You don't get housing allowance if you live in someone else's house as a lodger in most occasions.

There are also people who have BO no matter how much they wash -medical issues. Not the case here but it happens

Is that true? I had a lodger a few years ago whose lodgings were paid through UC.

JustForHere · 30/12/2025 18:05

Millytante · 29/12/2025 18:39

Not sure their boyfriends’ parents’ homes, where other siblings live too, are the ideal places for them, in that case.
Not every member of the household (never mind guests during the Christmas period) can be guaranteed to tread softly near the fragile person after enduring atrocious impositions for too long.

I agree. When it’s impacting other people too, and you want to live with them, you just need to wash. For example, it’s not the younger sister’s fault that her brother’s girlfriend has trauma, it’s just a basic requirement.

Flowersforyourchocolateprettyplease · 30/12/2025 18:08

averychoc · 29/12/2025 18:16

I was like this as a teen who ended up living with a freinds family. My own upbringing never taught me to wash or wash my clothes with any sense of regularity. I’m embarrassed now of how I was back then but I really didn’t understand. I learned by them modelling their own good habits though, everyone had a daily shower and at some point I picked up that was what people were supposed to do. I was shy and couldn’t have just used the washing machine alone even if I wanted to (I’m autistic) but the mum picked up on this and made a ‘rota’ for the machine so we all had time slots - very rich like Monday am and Thursday pm type thing. So they all got on with it and I just fell in to the routine over time. I can never be more grateful to them for taking me in and gently teaching me without pointing anything out. I was in my 40s before I realised just how well they handled it and how much they did for me.

I'm glad it was pointed out to me as I didn't realise there was an issue.

It was my manager who called me aside and said my colleagues had asked her to step in (admit, she could have left that bit out).
I was initially mortified, but gradually glad as it meant I could put an end to it and not continue being talked about as the smelly one.

Made me wonder if previous interviews I wasn't successful in were due to the smell.

I still regret not telling someone at Church that their breath stank.
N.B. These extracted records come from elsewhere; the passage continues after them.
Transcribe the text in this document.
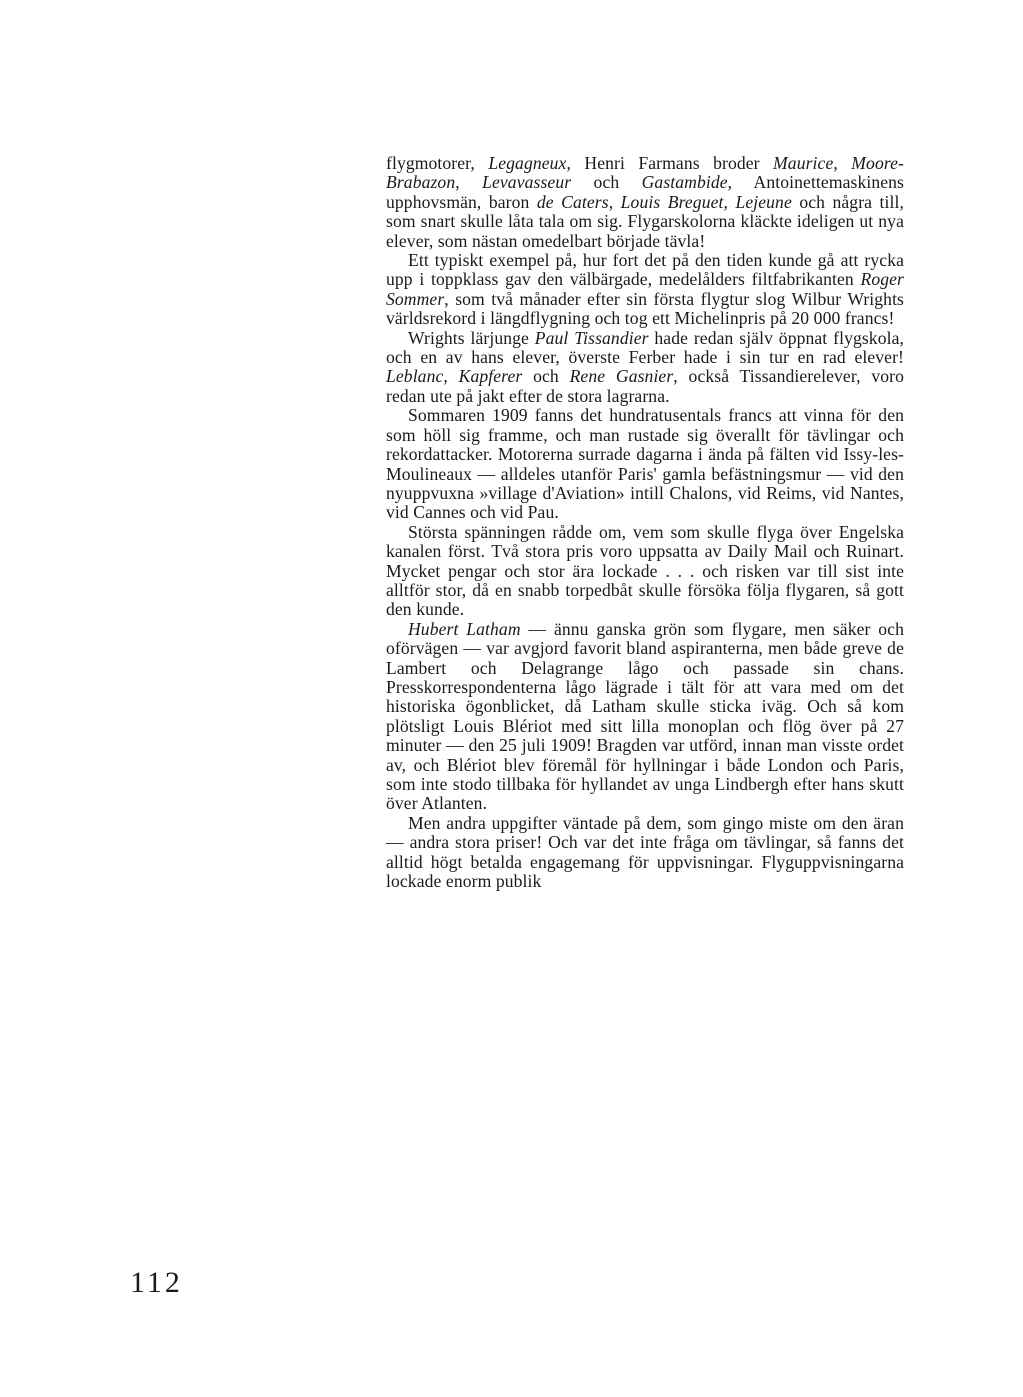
flygmotorer, Legagneux, Henri Farmans broder Maurice, Moore-Brabazon, Levavasseur och Gastambide, Antoinettemaskinens upphovsmän, baron de Caters, Louis Breguet, Lejeune och några till, som snart skulle låta tala om sig. Flygarskolorna kläckte ideligen ut nya elever, som nästan omedelbart började tävla!

Ett typiskt exempel på, hur fort det på den tiden kunde gå att rycka upp i toppklass gav den välbärgade, medelålders filtfabrikanten Roger Sommer, som två månader efter sin första flygtur slog Wilbur Wrights världsrekord i längdflygning och tog ett Michelinpris på 20 000 francs!

Wrights lärjunge Paul Tissandier hade redan själv öppnat flygskola, och en av hans elever, överste Ferber hade i sin tur en rad elever! Leblanc, Kapferer och Rene Gasnier, också Tissandierelever, voro redan ute på jakt efter de stora lagrarna.

Sommaren 1909 fanns det hundratusentals francs att vinna för den som höll sig framme, och man rustade sig överallt för tävlingar och rekordattacker. Motorerna surrade dagarna i ända på fälten vid Issy-les-Moulineaux — alldeles utanför Paris' gamla befästningsmur — vid den nyuppvuxna »village d'Aviation» intill Chalons, vid Reims, vid Nantes, vid Cannes och vid Pau.

Största spänningen rådde om, vem som skulle flyga över Engelska kanalen först. Två stora pris voro uppsatta av Daily Mail och Ruinart. Mycket pengar och stor ära lockade . . . och risken var till sist inte alltför stor, då en snabb torpedbåt skulle försöka följa flygaren, så gott den kunde.

Hubert Latham — ännu ganska grön som flygare, men säker och oförvägen — var avgjord favorit bland aspiranterna, men både greve de Lambert och Delagrange lågo och passade sin chans. Presskorrespondenterna lågo lägrade i tält för att vara med om det historiska ögonblicket, då Latham skulle sticka iväg. Och så kom plötsligt Louis Blériot med sitt lilla monoplan och flög över på 27 minuter — den 25 juli 1909! Bragden var utförd, innan man visste ordet av, och Blériot blev föremål för hyllningar i både London och Paris, som inte stodo tillbaka för hyllandet av unga Lindbergh efter hans skutt över Atlanten.

Men andra uppgifter väntade på dem, som gingo miste om den äran — andra stora priser! Och var det inte fråga om tävlingar, så fanns det alltid högt betalda engagemang för uppvisningar. Flyguppvisningarna lockade enorm publik

112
I distanced myself instead, which looking back was selfish as I would want to know, so I can do something about it.

Hibernatingsloth · 30/12/2025 18:08

OP, re lack of knickers for the wash.
Maybe you could buy her a zip up net washing bag to put them in.
That way it would save any embarrassment of giving you possibly soiled knickers as the bag would just go straight in the washing machine, with everything safely zipped inside.

Hibernatingsloth · 30/12/2025 18:08

OP, re lack of knickers for the wash.
Maybe you could buy her a zip up net washing bag to put them in.
That way it would save any embarrassment of giving you possibly soiled knickers as the bag would just go straight in the washing machine, with everything safely zipped inside.